Oui, véritablement rare. Seuls 41 480 timbres furent imprimés au cours des deux tirages de 1845 et 1847, et bien moins subsistent. Contrairement au Penny Black, célèbre mais courant, la Colombe de Bâle est peu commune dans quelque état que ce soit, et les lettres ou multiples sont des raretés majeures.
Combien vaut une Colombe de Bâle ?
À titre d'estimation générale, une Colombe de Bâle oblitérée avec défauts peut valoir de 500 à 1 500 USD environ, un exemplaire oblitéré sain à bonnes marges couramment plusieurs milliers, et les exemplaires neufs ou sur lettre considérablement plus, parfois plusieurs dizaines de milliers. Ces fourchettes sont approximatives, et non des cotes de catalogue — et comme les faux abondent, seuls les exemplaires certifiés atteignent les prix pleins.
Pourquoi la Colombe de Bâle est-elle célèbre ?
Elle fut le premier timbre au monde imprimé en trois couleurs (noir, cramoisi et bleu), l'un des premiers à recourir au gaufrage et parmi les premiers à représenter un oiseau. C'est aussi le seul timbre jamais émis par le canton de Bâle, dessiné par le célèbre architecte Melchior Berri — une accumulation de premières qui en a fait une vedette de la philatélie classique.
Comment repérer un faux de la Colombe de Bâle ?
Vérifiez d'abord le gaufrage : sur un timbre authentique, la colombe blanche est en relief au-dessus du papier.

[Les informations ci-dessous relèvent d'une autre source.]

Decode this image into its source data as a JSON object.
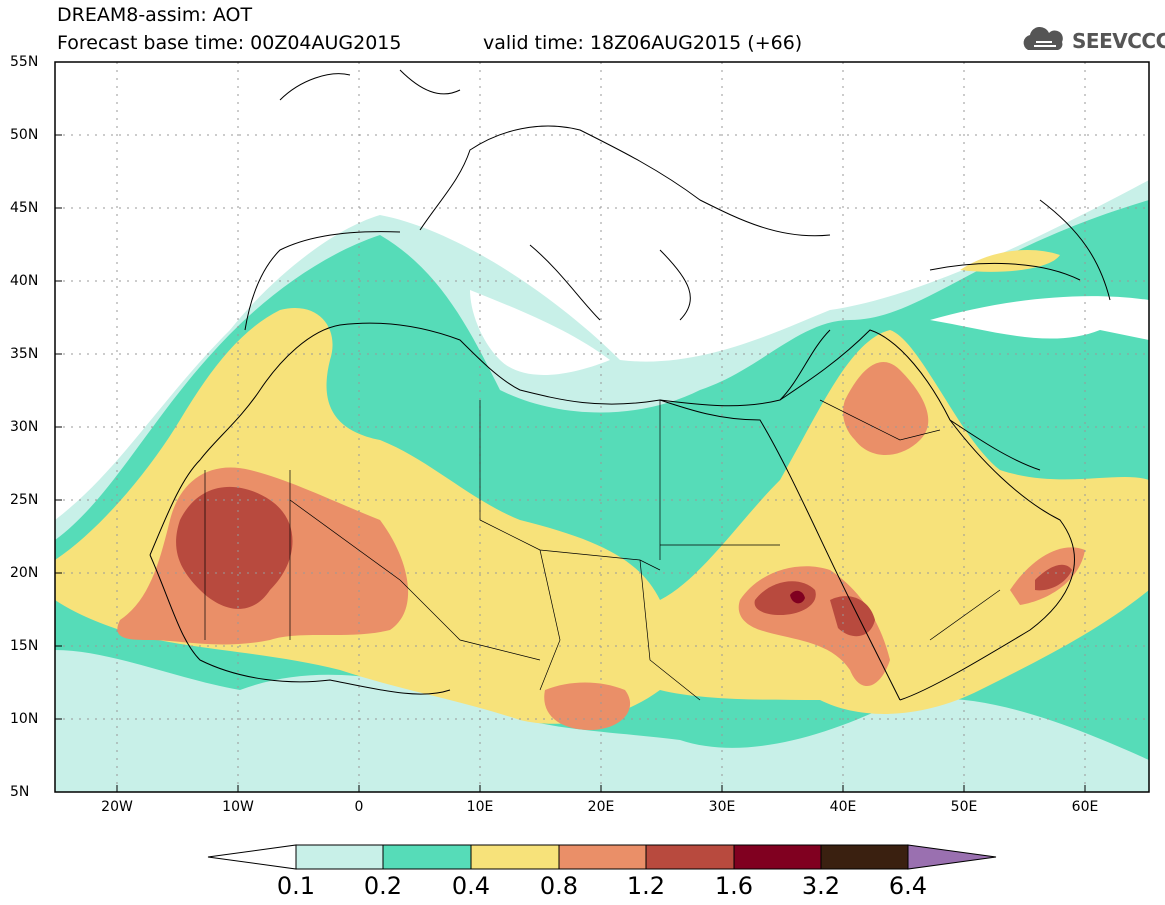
{
  "header": {
    "line1": "DREAM8-assim: AOT",
    "line2_left": "Forecast base time: 00Z04AUG2015",
    "line2_right": "valid time: 18Z06AUG2015 (+66)",
    "logo_text": "SEEVCCC",
    "logo_icon": "cloud-icon"
  },
  "axes": {
    "lat_labels": [
      "55N",
      "50N",
      "45N",
      "40N",
      "35N",
      "30N",
      "25N",
      "20N",
      "15N",
      "10N",
      "5N"
    ],
    "lon_labels": [
      "20W",
      "10W",
      "0",
      "10E",
      "20E",
      "30E",
      "40E",
      "50E",
      "60E"
    ]
  },
  "colorbar": {
    "labels": [
      "0.1",
      "0.2",
      "0.4",
      "0.8",
      "1.2",
      "1.6",
      "3.2",
      "6.4"
    ],
    "colors": [
      "#ffffff",
      "#c8f0e8",
      "#56dcb8",
      "#f7e27a",
      "#ea8f68",
      "#b84a3e",
      "#800020",
      "#3a2010",
      "#9a70b0"
    ]
  },
  "palette": {
    "c1": "#c8f0e8",
    "c2": "#56dcb8",
    "c3": "#f7e27a",
    "c4": "#ea8f68",
    "c5": "#b84a3e",
    "c6": "#800020"
  }
}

Colombes plates, nuances de cadre erronées, lettrage maladroit dans STADT POST BASEL et papier mince ou incorrect trahissent la plupart des faux. Ce timbre est imité depuis le XIXe siècle : un certificat d'expertise est vivement recommandé avant tout achat.
À quoi servait la Colombe de Bâle ?
Elle affranchissait les lettres locales jusqu'à un Lot (environ 15 grammes) à l'intérieur de la ville de Bâle, au tarif urbain de 2½ rappen. À l'époque, chaque canton suisse gérait sa propre poste ; Bâle, Zurich et Genève furent les seuls à émettre des timbres avant la reprise par la poste fédérale en 1849.